Prevention: Stop JSON Errors Before They Happen

Defensive coding eliminates most JSON errors before they reach your catch block. Use your language's official JSON serializer — never build JSON strings through string concatenation. JSON.stringify() in JavaScript, json.dumps() in Python, and their equivalents in every other language always produce valid JSON. String concatenation produces JSON that works until it encounters a value with a quote, backslash, or newline in it, at which point it silently produces invalid JSON.

Add JSON Schema validation at API boundaries. Tools like Ajv (JavaScript) and Pydantic (Python) validate incoming JSON against a schema before your business logic ever touches it, producing clear error messages at the point of entry rather than cryptic failures deep in your code.

Validate configuration files in CI. A JSON syntax error in a config file should fail the build, not the production deployment. Add python3 -m json.tool config.json > /dev/null as a build step — it exits with code 1 and prints the error if the JSON is invalid.

JSON Parse Error FAQ

Why does the error position point to the wrong place?

The position in a JSON parse error is where the parser gave up, not necessarily where the mistake is. A trailing comma causes the error to be reported at the closing bracket. A missing comma causes the error at the next key. A missing opening quote causes the error at the first character of the unquoted value. The actual mistake is typically one or two characters before the reported position. Always look backward from the error position to find the real issue.

How do I find a JSON error in a very large file?

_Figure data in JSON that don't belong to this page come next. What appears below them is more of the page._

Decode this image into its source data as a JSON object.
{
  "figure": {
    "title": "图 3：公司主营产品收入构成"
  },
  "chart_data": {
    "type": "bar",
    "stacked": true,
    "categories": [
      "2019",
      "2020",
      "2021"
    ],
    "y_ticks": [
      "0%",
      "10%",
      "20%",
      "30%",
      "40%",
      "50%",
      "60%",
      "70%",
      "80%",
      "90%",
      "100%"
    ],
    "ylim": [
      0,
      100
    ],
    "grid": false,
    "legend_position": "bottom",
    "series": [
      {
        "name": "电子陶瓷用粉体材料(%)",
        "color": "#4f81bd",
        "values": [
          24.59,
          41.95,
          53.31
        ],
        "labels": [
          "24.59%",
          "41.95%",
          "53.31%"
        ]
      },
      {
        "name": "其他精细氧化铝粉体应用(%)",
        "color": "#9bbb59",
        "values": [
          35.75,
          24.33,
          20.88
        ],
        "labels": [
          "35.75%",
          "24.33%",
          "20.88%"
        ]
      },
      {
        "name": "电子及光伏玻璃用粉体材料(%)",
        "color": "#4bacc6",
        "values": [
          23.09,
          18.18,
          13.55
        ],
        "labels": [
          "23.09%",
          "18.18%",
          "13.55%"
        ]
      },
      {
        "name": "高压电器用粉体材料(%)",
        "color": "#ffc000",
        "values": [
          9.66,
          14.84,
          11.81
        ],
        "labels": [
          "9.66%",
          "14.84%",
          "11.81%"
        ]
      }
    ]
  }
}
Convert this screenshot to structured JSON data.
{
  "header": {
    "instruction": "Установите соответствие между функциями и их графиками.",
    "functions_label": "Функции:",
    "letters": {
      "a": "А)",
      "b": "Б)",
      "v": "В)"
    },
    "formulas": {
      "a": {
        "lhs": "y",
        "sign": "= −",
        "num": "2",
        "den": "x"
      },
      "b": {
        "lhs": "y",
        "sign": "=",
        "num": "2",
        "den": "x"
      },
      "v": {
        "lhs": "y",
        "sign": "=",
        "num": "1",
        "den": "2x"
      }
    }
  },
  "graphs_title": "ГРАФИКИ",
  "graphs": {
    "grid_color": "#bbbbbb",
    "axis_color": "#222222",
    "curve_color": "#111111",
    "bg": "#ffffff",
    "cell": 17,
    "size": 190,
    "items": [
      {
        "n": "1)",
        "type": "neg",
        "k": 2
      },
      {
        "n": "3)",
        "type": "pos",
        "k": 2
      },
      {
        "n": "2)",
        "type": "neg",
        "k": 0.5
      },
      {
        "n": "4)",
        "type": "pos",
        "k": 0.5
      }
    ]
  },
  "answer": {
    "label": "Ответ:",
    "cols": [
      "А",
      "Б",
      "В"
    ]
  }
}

Binary search works reliably: remove the second half of the file, try to parse the first half. If it parses successfully, the error is in the second half. If it fails, the error is in the first half. Repeat until you isolate the problem to a small section. For log files or generated JSON, check your generation code — a systematic error in a generator will produce the same mistake in every record, so check the first record and the last record. Paste the problematic section into ToolPry's JSON Formatter for an exact highlighted error location.

What causes JSON errors in production that do not appear in development?

The most common cause is user-generated content with special characters. A database field containing a double quote, backslash, or control character is fine in the database but causes a JSON error when you build a JSON string by concatenating the raw value without escaping it. Always use your language's JSON serializer, which handles escaping automatically. Other production-only causes include: encoding differences (UTF-8 vs Latin-1 databases), locale-specific number formatting (some locales use comma as decimal separator), and platform-specific line endings causing issues in multiline strings.

Can I auto-fix JSON errors programmatically?

For some error types, yes. The json-repair npm package and similar libraries attempt to fix common JSON errors automatically: trailing commas, single quotes, missing quotes around keys, and truncated JSON from incomplete API responses. These are useful for processing JSON from sources you do not control (scraped data, log files, user input) where you want to recover as much data as possible rather than failing completely. For APIs you control, fix the source rather than the symptoms.